I remember reading some good advice about painting that I think could apply to writing. Maybe you've heard it before...
On a blazing hot summer day, an art teacher told his class to paint a snowy winter scene. When the students complained that they couldn't get in a wintery mood on such a hot day, the teacher told them that if they were ever going to be working artists, they must learn to channel their past emotions into current projects. By seeking out their own inner inspiration, rather than waiting for inspiration to strike, they would always find a way to create. After all, if an artist mastered a winter scene during the summer, imagine how effortless it would be to paint a winter scene during the winter.
Applying this to my writing, I tend to take on my characters' moods and feelings, not the other way around. If I'm feeling angry, I don't need to write an angry scene. I write whatever comes next in my story, and bring out from myself the emotions my characters need. I find that almost right away, I am writing not as myself at all, but as my character. It's incredible and thrilling, and sometimes I don't even know it's happening until I'm interrupted for some reason.

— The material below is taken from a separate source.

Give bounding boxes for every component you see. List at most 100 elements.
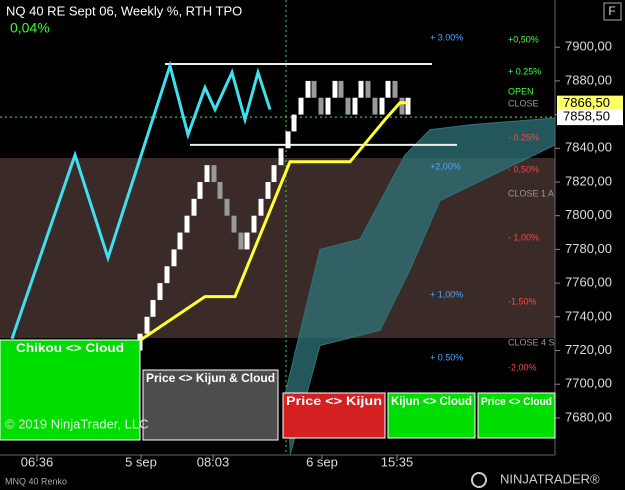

I don't need to be in the same mood as my character, because it feels like I've become my character... moods and all. I'm sure other writers can relate. For me, becoming my characters is one of the many reasons why I love and adore writing.
What about you? Obviously it's easier to write a sad scene if you're already sad, but can you overcome it and write what needs to be written? Even if it's a joyous wedding scene or a powerful first kiss? Is it problematic if the way you feel doesn't match your characters' emotions?